- Battle of Lake Chad: Part of the Boko Haram insurgency and the Camp Holocaust campaign
| Date | 5 November – 8 November 2025 |
| Location | Northern Borno State, Nigeria |
| Result | Boko Haram victory |
| Territorial changes | Boko Haram overruns several ISWAP‑held settlements |

Belligerents
- Boko Haram: Islamic State

Commanders and leaders
- Hassan Buduma Mohd Hassan: Unknown

Units involved
- Boko Haram: West Africa Province;

Strength
- Dozens of armed boats: 10 armed boats

Casualties and losses
- 4 killed: 170–200 killed

= Battle of Lake Chad =

Battle between islamic terrorist groups

The Battle of Lake Chad was waged between 5 and 8 November 2025 on Lake Chad in Nigeria's Borno State between rival jihadist groups of Boko Haram and the Islamic State – West Africa Province (ISWAP). The clashes were described as a "turf war".

== Background ==
Since ISWAP's formal split as a splinter group from Boko Haram in 2016, the two groups have been in a territorial intra-jihadist conflict over influence in the Lake Chad region. In years prior to the battle, the conflict in the Chad Basin was worsening, with ISWAP holding control of the islands within the lake since 2021 as part of its Camp Holocaust campaign. Their hold over these territories occurred around May 2021, when ISWAP attacked the Sambisa Forest, a stronghold of Boko Haram.

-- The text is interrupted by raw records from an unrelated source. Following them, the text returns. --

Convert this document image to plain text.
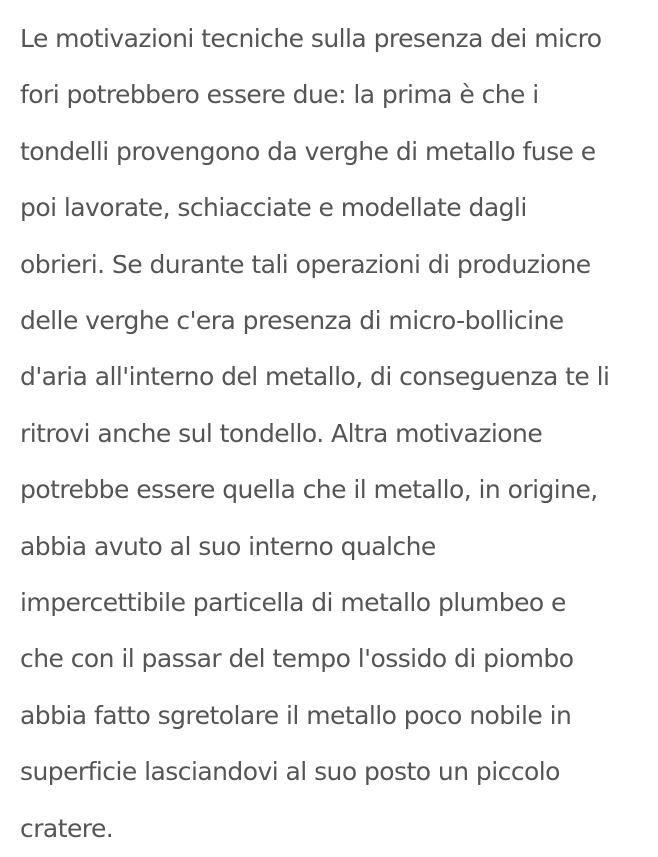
Le motivazioni tecniche sulla presenza dei micro
fori potrebbero essere due: la prima è che i
tondelli provengono da verghe di metallo fuse e
poi lavorate, schiacciate e modellate dagli
obrieri. Se durante tali operazioni di produzione
delle verghe c'era presenza di micro-bollicine
d'aria all'interno del metallo, di conseguenza te li
ritrovi anche sul tondello. Altra motivazione
potrebbe essere quella che il metallo, in origine,
abbia avuto al suo interno qualche
impercettibile particella di metallo plumbeo e
che con il passar del tempo l'ossido di piombo
abbia fatto sgretolare il metallo poco nobile in
superficie lasciandovi al suo posto un piccolo
cratere.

In mid-2025, numerous military bases and outposts belonging to Cameroon, Chad, Niger, and Nigeria's Multinational Joint Task Force (MNJTF) located within the Chad Basin were described as "soft targets for attacks" by ISWAP. The understaffed and remote positions were vulnerable to the group's shifting tactics towards nighttime raids with light firearms and drone bombings. Attacks by ISWAP were on the rise. By September 2025, ISWAP's victories were being challenged by Boko Haram, whose resurgence was attributed to the MNJTF's focus on ISWAP and failures of disarmament, demobilization, and reintegration (DDR) programs. Boko Haram's tactics in attacking military positions echoed those of ISWAP.

== Battle ==
Between 5 and 8 November 2025, Boko Haram fighters launched a naval invasion against ISWAP bases across the various islands in Lake Chad. The attacks were led by Hassan Buduma and Mohd Hassan and used dozens of fighters armed with heavy weapons on motorised boats. Military forces reported that "most of the deceased are believed to be ISWAP members," with the clashes leaving at least 4 Boko Haram attackers dead and between 170 and 200 ISWAP members killed.

Boko Haram successfully seized several ISWAP bases and their weaponry, surviving militants retreated to their mainland positions in the villages of Ali Jillimari, Metele, Kangarwa, and Gudumbali in northern Borno State, Nigeria. Only three of ISWAP’s boats managed to escape, seven others were captured alongside their arms and ammunition.

== Aftermath ==
In the aftermath of the battle, the Nigerian Air Force launched a series of airstrikes on ISWAP positions on 9 November, targeting the Lake Chad Basin, as well as several other states in northern Nigeria.